Da ist Eile ebenso geboten wie arbeitsteilige Übersicht, und viele internationale Teams arbeiten gemeinsam an den Grundlagen der neuen Technologie. Ein Viertel aller gegenwärtigen Investitionen kommen aus den USA, schätzt Benjamin Wu vom US-Handelsministerium. Die Japaner steuern ein Drittel bei. Und Europa, so Wu, bildet trotz massiver individueller Forschungsprojekte finanziell mal wieder das Schlusslicht, mit einem Fünftel aller Aufwendungen. Immerhin berücksichtigt die EU die Nanotechnologie in ihrem sechsten Rahmenprogramm. Die Bemühungen in Asien und China laufen erst an.
Aufregende Neuigkeiten der Nanoelektronik gibt es beinahe jeden Tag: Intel forciert die Wafer mit gestrecktem Silizium als Anlauf in die Nano-Chips.
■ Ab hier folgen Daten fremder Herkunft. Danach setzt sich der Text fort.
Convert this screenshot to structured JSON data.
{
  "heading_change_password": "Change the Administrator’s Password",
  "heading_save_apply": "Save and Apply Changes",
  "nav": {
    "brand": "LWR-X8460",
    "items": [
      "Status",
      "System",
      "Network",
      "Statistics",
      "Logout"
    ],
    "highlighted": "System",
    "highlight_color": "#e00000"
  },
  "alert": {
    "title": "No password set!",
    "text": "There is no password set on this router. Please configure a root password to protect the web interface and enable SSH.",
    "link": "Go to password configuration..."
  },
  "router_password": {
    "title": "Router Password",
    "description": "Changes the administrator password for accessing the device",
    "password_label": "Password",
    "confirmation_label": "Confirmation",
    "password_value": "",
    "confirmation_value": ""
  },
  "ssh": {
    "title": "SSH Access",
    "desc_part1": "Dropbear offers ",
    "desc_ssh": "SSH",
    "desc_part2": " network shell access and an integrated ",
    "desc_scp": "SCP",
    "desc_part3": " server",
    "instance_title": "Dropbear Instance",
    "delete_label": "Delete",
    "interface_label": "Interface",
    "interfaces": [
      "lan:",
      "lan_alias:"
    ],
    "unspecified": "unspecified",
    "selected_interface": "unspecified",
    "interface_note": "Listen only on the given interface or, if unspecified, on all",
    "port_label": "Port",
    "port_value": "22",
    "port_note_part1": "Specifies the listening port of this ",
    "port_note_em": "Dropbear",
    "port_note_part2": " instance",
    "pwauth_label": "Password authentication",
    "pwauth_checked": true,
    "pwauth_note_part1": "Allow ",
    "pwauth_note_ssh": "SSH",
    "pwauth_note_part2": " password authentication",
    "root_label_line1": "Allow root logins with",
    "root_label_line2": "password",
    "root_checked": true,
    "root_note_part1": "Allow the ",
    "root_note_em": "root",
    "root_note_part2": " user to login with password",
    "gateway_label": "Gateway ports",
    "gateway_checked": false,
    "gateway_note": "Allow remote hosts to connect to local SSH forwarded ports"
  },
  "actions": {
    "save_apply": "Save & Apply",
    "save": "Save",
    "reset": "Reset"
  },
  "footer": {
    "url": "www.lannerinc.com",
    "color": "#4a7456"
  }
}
IBM arbeitet an der maskenlosen IC-Fertigung, mit „self assembly“ mit 10 nm Strukturgröße. Ebenfalls bei IBM ist es gelungen, vernetzte Nanotube-Strukturen auf Siliziumcarbid-Substraten zu züchten: als Vorstufe zu Nano-
tube-Transistoren. Und ein internationales Forscherteam unter Beteiligung des Max-Planck-Instituts für Metallforschung meldete vor drei Tagen das erfolgreiche „Verschweißen“ von einwandigen Nanotubes mit kaum mehr als 1 nm Durchmesser auf der Ebene einzelner Atome zu komplexen Strukturen. Carbon Valley, here we come!